There are only two scenarios in which a supervisor may be held liable under § 1983: (1) when he affirmatively participates in the incident, and (2) when he implements an unconstitutional policy that results in constitutional injury. Wernecke v. Garcia, 591 F.3d 386, 401 (5th Cir. 2009). Indeed, a federal court cannot hold a supervisor liable for failure to supervise his subordinates – even when he is present on the scene – because, after Ashcroft v. Iqbal, 556 U.S. 662, 662, 129 S. Ct. 1937, 1939, 173 L. Ed. 2d 868 (2009), “a government official can be held liable only for his own misconduct.” Carnaby v.

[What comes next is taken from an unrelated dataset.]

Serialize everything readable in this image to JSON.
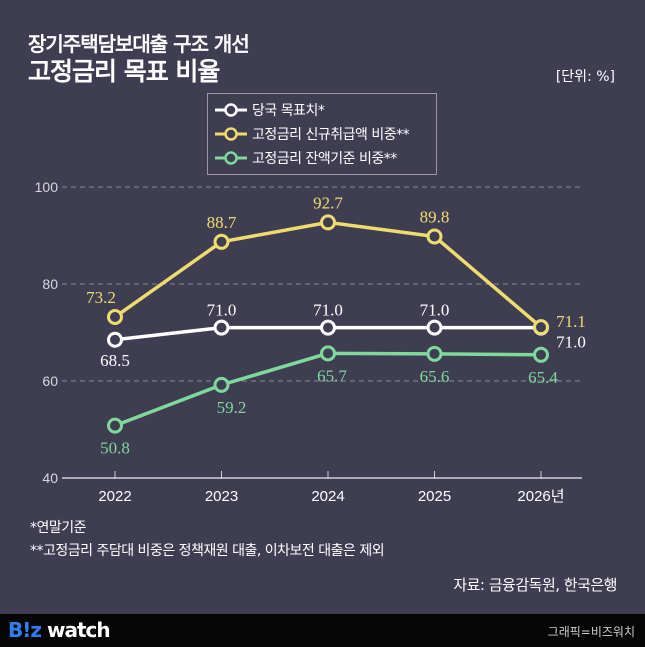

City of Houston, 636 F.3d 183, 189 (5th Cir. 2011). In this case, the plaintiff does not allege that defendants McDonald or the Watch
Commander had any personal involvement or were causally connected to the incident in any way. Neither has he identified an unconstitutional policy leading to the injury alleged. As such, the plaintiff’s claims against these defendants will be dismissed for failure to state a constitutional question. Conclusion For the reasons set forth above, the instant case will be dismissed with prejudice for failure to state a claim upon which relief could be granted. A final judgment consistent with this memorandum opinion will issue today.
SO ORDERED, this, the 1st day of December, 2025.